Mental health patients in England are being put at risk of suicide and harm due to being discharged too early and other failures, according to a report by the health ombudsman.
A report by the parliamentary health and service ombudsman (PHSO) looked at 100 patient cases between 2020 and 2023 where failings in mental health care had been identified.
Failures that were identified by the report include substandard record-keeping around patients’ discharge, family members not being updated as to when a patient would be discharged from hospital and incorrect decisions of people being transferred from inpatient services or emergency departments back into the community.
One of the recommendations the report made was for the government to reform the Mental Health Act 1983 by introducing a mental health bill to parliament as a priority.

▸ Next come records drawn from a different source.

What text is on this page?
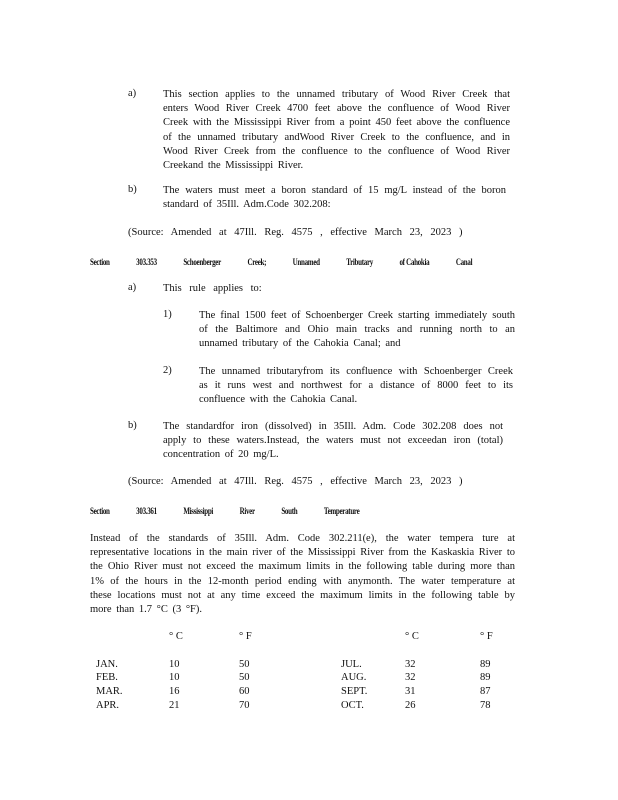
a)	This section applies to the unnamed tributary of Wood River Creek that enters Wood River Creek 4700 feet above the confluence of Wood River Creek with the Mississippi River from a point 450 feet above the confluence of the unnamed tributary andWood River Creek to the confluence, and in Wood River Creek from the confluence to the confluence of Wood River Creekand the Mississippi River.
b)	The waters must meet a boron standard of 15 mg/L instead of the boron standard of 35Ill. Adm.Code 302.208:
(Source: Amended at 47Ill. Reg. 4575 , effective March 23, 2023 )
Section	303.353	Schoenberger	Creek;	Unnamed	Tributary	of Cahokia	Canal
a)	This rule applies to:
1)	The final 1500 feet of Schoenberger Creek starting immediately south of the Baltimore and Ohio main tracks and running north to an unnamed tributary of the Cahokia Canal; and
2)	The unnamed tributaryfrom its confluence with Schoenberger Creek as it runs west and northwest for a distance of 8000 feet to its confluence with the Cahokia Canal.
b)	The standardfor iron (dissolved) in 35Ill. Adm. Code 302.208 does not apply to these waters.Instead, the waters must not exceedan iron (total) concentration of 20 mg/L.
(Source: Amended at 47Ill. Reg. 4575 , effective March 23, 2023 )
Section	303.361	Mississippi	River	South	Temperature
Instead of the standards of 35Ill. Adm. Code 302.211(e), the water tempera ture at representative locations in the main river of the Mississippi River from the Kaskaskia River to the Ohio River must not exceed the maximum limits in the following table during more than 1% of the hours in the 12-month period ending with anymonth. The water temperature at these locations must not at any time exceed the maximum limits in the following table by more than 1.7 °C (3 °F).
	° C	° F		° C	° F

JAN.	10	50	JUL.	32	89
FEB.	10	50	AUG.	32	89
MAR.	16	60	SEPT.	31	87
APR.	21	70	OCT.	26	78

The report said: “We are disappointed by the lack of government progress to bring the desperately needed proposed reforms into law. The long-overdue mental health bill is an opportunity to overhaul the way the system works when people are in a mental health crisis and make it fit for the 21st century.”
One of the cases highlighted in the report is Tyler Robertson, who killed himself in July 2022, six weeks after being discharged from an emergency department within the South Tyneside and Sunderland NHS foundation trust the same day he arrived there. The ombudsman found the trust should have consulted Robertson’s family before discharging him.

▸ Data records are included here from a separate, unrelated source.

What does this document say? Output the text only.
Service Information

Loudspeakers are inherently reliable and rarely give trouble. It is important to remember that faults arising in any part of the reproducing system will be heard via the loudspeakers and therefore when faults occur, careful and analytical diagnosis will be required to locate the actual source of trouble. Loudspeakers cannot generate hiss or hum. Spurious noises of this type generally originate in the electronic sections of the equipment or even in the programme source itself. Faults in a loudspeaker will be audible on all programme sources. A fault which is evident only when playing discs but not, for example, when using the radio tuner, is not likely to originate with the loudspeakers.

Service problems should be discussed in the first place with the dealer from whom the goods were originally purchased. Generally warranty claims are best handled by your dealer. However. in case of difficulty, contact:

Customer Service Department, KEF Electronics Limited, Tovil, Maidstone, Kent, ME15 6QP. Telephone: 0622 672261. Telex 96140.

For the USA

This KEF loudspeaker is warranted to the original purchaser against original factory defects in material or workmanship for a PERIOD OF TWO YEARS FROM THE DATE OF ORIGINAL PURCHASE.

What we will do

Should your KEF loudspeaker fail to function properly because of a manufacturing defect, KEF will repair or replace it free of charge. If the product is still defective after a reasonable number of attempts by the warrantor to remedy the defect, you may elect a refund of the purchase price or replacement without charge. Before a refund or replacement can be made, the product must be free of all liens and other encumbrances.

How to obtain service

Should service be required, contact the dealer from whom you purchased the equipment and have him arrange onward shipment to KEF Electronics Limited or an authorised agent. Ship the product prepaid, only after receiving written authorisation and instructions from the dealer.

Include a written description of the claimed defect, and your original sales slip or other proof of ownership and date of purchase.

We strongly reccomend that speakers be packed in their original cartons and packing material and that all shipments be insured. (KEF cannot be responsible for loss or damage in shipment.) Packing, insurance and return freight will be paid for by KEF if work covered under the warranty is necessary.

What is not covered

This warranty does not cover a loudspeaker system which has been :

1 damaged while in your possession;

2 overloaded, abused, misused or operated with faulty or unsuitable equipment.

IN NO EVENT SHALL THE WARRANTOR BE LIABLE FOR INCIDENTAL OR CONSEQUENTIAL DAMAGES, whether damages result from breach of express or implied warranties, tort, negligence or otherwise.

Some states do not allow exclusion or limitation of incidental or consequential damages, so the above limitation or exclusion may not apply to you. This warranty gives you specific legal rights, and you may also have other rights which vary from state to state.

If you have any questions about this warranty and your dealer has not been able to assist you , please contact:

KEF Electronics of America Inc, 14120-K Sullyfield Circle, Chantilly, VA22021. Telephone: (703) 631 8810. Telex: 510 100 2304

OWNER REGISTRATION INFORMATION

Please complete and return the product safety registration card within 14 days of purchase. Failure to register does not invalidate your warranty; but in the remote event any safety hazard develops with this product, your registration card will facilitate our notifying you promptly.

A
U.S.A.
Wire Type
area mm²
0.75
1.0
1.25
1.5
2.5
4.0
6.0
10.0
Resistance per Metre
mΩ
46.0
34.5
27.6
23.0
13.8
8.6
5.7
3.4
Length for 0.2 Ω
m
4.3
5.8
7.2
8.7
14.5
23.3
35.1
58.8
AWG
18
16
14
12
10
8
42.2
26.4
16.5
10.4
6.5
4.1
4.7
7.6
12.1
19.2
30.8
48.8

In the decade up to 2020, 14% of all mental-health patient deaths by suicide happened within three months of discharge from inpatient care, according to a report by the National Confidential Inquiry into Suicide and Safety in Mental Health.
The report comes after a 2018 report by the PHSO highlighted issues regarding inappropriate transfers and aftercare.
Rob Behrens, the parliamentary and health service ombudsman, urged the government to implement the recommendations made in the report. He said: “The stories in our report show the human tragedies that happen when mistakes are made and how important it is for people to speak up and make complaints so that they don’t happen again.
“Delaying the transfer of someone out of hospital can cause harm, but so can inappropriately discharging people too soon. Too often, the focus is on transferring patients out of inpatient services quickly. No doubt this is at least partly due to the huge strain the NHS and mental health services are under. But the priority must always be patient safety. We know that unsafe transfers can have devastating consequences, such as patients being stuck in a re-admission cycle and, tragically, suicide.
“Mental health patients are among the most vulnerable in our society and I urge the government to act on the recommendations in this report to keep them safe and prevent these same failures from happening again. The lack of progress on the Mental Health Act is deeply disappointing; we must see that strengthened and prioritised.”
Lucy Schonegevel, the director of policy and practice at Rethink Mental Illness, said: “Someone being discharged from a mental health service, potentially into unsafe housing, financial insecurity or distanced from family and friends, is likely to face the prospect with anxiety and a sense of dread rather than positivity. Mistakes or oversights during this process can have devastating consequences.
“This report puts a welcome spotlight on how services can improve the support they offer people going through the transition back into the community, by improving communication and the ways in which different teams work together to provide essential care.
An NHS spokesperson said: “As this report recognises, NHS England is working with patients and families on new standards for inpatient care which will help to ensure that patients are discharged at the most appropriate time.
“[Meanwhile] the NHS long term plan commits to increasing funding by £1bn a year to transform community mental health services so that people are supported to stay well after discharge.”